John writes to his beloved community and to us about what to do when we’re not seeing what we’re supposed to be believing.
And Jesus’ reproachful statement, “Have you believed because you have seen me? Blessed are those who have not seen and yet have come to believe,” is perhaps the beginning of that gift.
Our psalm concludes, “The fear of the LORD is the beginning of wisdom; all those who practice it have a good understanding.”
And in this Easter story we see certainly see fear. Fear of the Jews had lingered for days in the dark corners of their hiding places. They did not know what to believe. Jesus had told them what would happen, yet they still dreaded the knock on the door.
Jesus did not knock, but stood among them – literally breathing upon them his very presence. To touch his wounds meant no more fear and no more dealing. And doubting Thomas would be the first to proclaim what that presence meant – God with us.
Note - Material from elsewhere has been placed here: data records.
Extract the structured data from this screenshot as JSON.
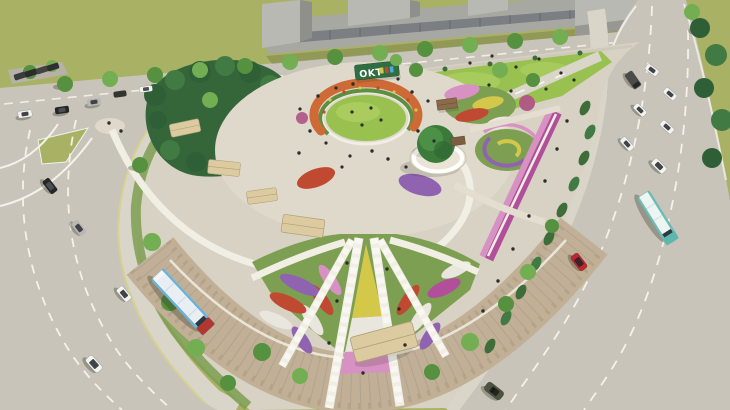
{
  "scene": {
    "description": "Aerial 3D architectural rendering of a flower garden park between two multi-lane roads, with buses, cars, lawns, parterre flower beds and gray massing buildings",
    "view": "bird's-eye perspective, daytime"
  },
  "park": {
    "sign": {
      "text": "OKT"
    },
    "features": [
      "central oval lawn",
      "orange flower arc with park sign",
      "great lawn with visitors",
      "conifer grove",
      "shade sail canopies",
      "circular tree pavilion",
      "spiral flower bed",
      "purple flower border",
      "fan-shaped flower parterre",
      "curved brick promenade",
      "hedge row along road"
    ]
  },
  "traffic": {
    "left_road": {
      "marking": "white dashed lanes, yellow curb line",
      "vehicles": [
        {
          "type": "bus",
          "colors": [
            "white",
            "blue",
            "red"
          ]
        },
        {
          "type": "car",
          "color": "black"
        },
        {
          "type": "car",
          "color": "silver"
        },
        {
          "type": "car",
          "color": "white"
        },
        {
          "type": "car",
          "color": "white"
        }
      ]
    },
    "right_road": {
      "marking": "white dashed lanes, zebra crosswalk",
      "vehicles": [
        {
          "type": "bus",
          "colors": [
            "white",
            "teal"
          ]
        },
        {
          "type": "van",
          "color": "dark gray"
        },
        {
          "type": "car",
          "color": "red"
        },
        {
          "type": "convertible",
          "color": "olive"
        },
        {
          "type": "car",
          "color": "white",
          "count": 7
        }
      ]
    },
    "top_road": {
      "vehicles": [
        {
          "type": "parked cars",
          "color": "dark",
          "count": 4
        },
        {
          "type": "car",
          "color": "white",
          "count": 2
        },
        {
          "type": "car",
          "color": "black",
          "count": 2
        },
        {
          "type": "car",
          "color": "gray",
          "count": 1
        }
      ]
    }
  },
  "buildings": {
    "style": "untextured gray massing blocks with glazing band",
    "count": 5
  },
  "palette": {
    "field": "#a9b164",
    "lawn": "#98c14f",
    "lawnLight": "#b6d36a",
    "road": "#c8c4ba",
    "roadDark": "#b7b2a8",
    "lane": "#f4f2ea",
    "laneYellow": "#d6d28a",
    "sidewalk": "#d9d5c9",
    "plaza": "#ded9cb",
    "parkBase": "#d8d2c4",
    "brick": "#c2b096",
    "path": "#f1eee4",
    "conifer": "#2f5f36",
    "coniferLight": "#417a42",
    "tree": "#55913f",
    "treeLight": "#74ae52",
    "hedge": "#3f6d3a",
    "canopy": "#dccaa1",
    "canopyEdge": "#b0a076",
    "building": "#a8a8a3",
    "buildingLight": "#b9b9b4",
    "buildingDark": "#8f8f8b",
    "glass": "#73777c",
    "flowerRed": "#c04a31",
    "flowerOrange": "#cd6a35",
    "flowerPink": "#d792c3",
    "flowerMagenta": "#b14f9a",
    "flowerPurple": "#8f63b0",
    "flowerWhite": "#e9e6de",
    "flowerYellow": "#d4c84a",
    "bedGreen": "#7d9f51",
    "signGreen": "#2e6e41",
    "busBlue": "#4fa8d8",
    "busRed": "#b23730",
    "busTeal": "#5cb8ae",
    "carWhite": "#f3f3f0",
    "carBlack": "#262626",
    "carSilver": "#b9b8b4",
    "carRed": "#c0272d",
    "carOlive": "#4d5340"
  }
}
He should be the one to remind us that it is the poor in spirit who inherit the Kingdom of God. Those who mourn will be comforted. Those who hunger who will be filled. Those who doubt will be met with scarred hands and wounded side.
What is understanding? Nothing that is not a gift of God. Do we come with faith to this Table? Should we, full of ourselves and our confident, nuanced, sophisticated faith? As if our faith is our backstage pass, our special clearance into these special rites and privileges.
Or may we come as Thomases with our eyes wide open in disbelief but our stomachs pained and growling ready to eat until we are filled?
I hope that we are not already there, that we might admit that we actually need Christ’s living breathing Spirit in our life and not our own hot air. Funny thing, Jesus knew then as He knows now, that we do need to get a grip on things sometimes. Let Him breathe upon us.
And today I invite you to this Table, to touch his broken body, and live again.